İkra” sözcüğü genel manasıyla “okumak” fiilini ifade etmekte ve Kur’an-ı Kerim vesilesiyle Arapçada yaygın kullanım kazanmıştır. Kökeni Arapça olup, mana bakımında birden fazla anlama sahiptir. Arapça “Ka-ra-efiilinin emir şeklidir. Temel anlam bakımından; emirleri toplamak, açığa çıkarmak, anlatmak, okumak, çağırmak ve söylemek, bildirmek gibi manalara gelmektedir.

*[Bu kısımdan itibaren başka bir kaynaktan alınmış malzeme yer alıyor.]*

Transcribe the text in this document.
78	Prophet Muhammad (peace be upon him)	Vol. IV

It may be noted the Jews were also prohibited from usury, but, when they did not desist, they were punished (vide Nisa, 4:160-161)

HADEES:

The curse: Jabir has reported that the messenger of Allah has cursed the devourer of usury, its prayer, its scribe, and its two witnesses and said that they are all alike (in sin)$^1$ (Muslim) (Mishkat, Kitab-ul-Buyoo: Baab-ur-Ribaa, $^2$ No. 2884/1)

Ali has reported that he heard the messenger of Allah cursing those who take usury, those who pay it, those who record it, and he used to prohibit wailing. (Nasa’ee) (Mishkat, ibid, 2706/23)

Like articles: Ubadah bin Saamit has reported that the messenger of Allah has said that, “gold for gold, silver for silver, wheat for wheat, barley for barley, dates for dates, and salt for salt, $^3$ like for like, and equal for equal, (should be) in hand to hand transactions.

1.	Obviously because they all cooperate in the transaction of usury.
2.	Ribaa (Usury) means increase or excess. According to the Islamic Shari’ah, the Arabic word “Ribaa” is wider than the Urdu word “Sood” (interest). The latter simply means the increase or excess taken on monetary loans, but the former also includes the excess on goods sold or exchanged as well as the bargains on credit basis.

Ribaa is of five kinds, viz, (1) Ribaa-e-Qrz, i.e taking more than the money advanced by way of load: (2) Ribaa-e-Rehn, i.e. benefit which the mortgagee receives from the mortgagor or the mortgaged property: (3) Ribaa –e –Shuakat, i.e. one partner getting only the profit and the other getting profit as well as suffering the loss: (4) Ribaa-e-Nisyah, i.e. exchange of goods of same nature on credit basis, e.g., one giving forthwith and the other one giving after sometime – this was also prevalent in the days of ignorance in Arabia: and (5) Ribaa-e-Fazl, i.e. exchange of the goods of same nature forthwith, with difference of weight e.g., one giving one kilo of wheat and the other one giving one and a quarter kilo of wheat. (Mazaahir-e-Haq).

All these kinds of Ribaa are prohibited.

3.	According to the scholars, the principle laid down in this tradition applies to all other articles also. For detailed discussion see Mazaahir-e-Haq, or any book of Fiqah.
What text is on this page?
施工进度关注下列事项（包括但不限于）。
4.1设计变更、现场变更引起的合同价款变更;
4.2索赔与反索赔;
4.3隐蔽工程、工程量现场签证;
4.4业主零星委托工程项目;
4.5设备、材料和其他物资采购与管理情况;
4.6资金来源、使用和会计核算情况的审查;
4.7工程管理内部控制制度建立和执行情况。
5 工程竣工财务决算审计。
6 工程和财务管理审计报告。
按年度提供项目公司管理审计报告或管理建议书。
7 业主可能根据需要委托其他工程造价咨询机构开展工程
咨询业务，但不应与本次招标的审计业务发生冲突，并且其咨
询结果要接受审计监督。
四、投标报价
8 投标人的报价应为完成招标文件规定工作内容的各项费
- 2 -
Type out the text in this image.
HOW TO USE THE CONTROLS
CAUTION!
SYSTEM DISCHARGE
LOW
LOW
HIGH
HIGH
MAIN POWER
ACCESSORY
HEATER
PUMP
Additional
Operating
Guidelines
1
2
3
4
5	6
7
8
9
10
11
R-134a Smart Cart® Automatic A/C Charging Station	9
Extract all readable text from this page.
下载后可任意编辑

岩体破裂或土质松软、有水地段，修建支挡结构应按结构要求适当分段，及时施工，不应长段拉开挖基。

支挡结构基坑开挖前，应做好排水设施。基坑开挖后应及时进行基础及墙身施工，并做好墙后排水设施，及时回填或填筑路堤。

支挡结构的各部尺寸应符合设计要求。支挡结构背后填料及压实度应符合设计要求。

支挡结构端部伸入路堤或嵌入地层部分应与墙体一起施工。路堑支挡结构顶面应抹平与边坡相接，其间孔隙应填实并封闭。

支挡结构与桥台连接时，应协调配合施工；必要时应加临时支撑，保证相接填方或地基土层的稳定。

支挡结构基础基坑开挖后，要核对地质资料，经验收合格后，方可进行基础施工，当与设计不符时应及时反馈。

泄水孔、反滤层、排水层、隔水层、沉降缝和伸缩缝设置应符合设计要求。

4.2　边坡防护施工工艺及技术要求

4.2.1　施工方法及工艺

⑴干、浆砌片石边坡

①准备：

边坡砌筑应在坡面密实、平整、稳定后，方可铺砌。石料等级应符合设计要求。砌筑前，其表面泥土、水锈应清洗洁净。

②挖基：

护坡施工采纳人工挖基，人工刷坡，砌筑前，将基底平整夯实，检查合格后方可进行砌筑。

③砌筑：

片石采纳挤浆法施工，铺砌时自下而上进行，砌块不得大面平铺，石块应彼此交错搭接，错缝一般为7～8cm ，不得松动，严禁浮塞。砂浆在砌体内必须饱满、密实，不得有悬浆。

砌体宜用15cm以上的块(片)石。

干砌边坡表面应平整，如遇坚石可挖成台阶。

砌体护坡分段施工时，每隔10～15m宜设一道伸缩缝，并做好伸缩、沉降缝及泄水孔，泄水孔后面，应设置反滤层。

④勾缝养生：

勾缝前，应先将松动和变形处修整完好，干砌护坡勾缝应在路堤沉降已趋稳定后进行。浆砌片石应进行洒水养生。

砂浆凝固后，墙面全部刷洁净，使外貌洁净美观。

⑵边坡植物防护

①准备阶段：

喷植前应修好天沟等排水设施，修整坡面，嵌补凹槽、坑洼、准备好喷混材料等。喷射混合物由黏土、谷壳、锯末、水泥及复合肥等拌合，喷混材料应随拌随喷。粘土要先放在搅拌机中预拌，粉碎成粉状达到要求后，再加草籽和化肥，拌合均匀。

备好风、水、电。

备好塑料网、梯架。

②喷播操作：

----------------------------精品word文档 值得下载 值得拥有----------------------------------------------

İkra” kelimesi, Süryanice ve İbranicede de geçmektedir. Süryanicede “okumak” anlamındadır. Kökeni Arapça kabul edilen sözcüğün aslen hangi dile ait olduğu tartışma konusudur. Kur’an-ı Kerim’de Alak suresinde ilk emir olarak geçen bu sözcüğün anlamları, kullanımı ve özellikleri sıralamakla bitmez. İlk temel kullanım manası; “harf, kelime ve cümleleri yahut bilgileri bir araya toplayarak bir başkasına aktarma, söyleme” şeklindedir. Türk dillerine “oku” olarak çevrilmiştir ve ilk kur’an meal çevirisi Karahanlı dönemi Türkçesinde “Okıgu” diye yapılmıştır ki, zamanla manen “okumak” eyleminin emir kipidir. Fakat aslında okumak fiilinin Arapça karşılığı; “tilavet” sözcüğüdür.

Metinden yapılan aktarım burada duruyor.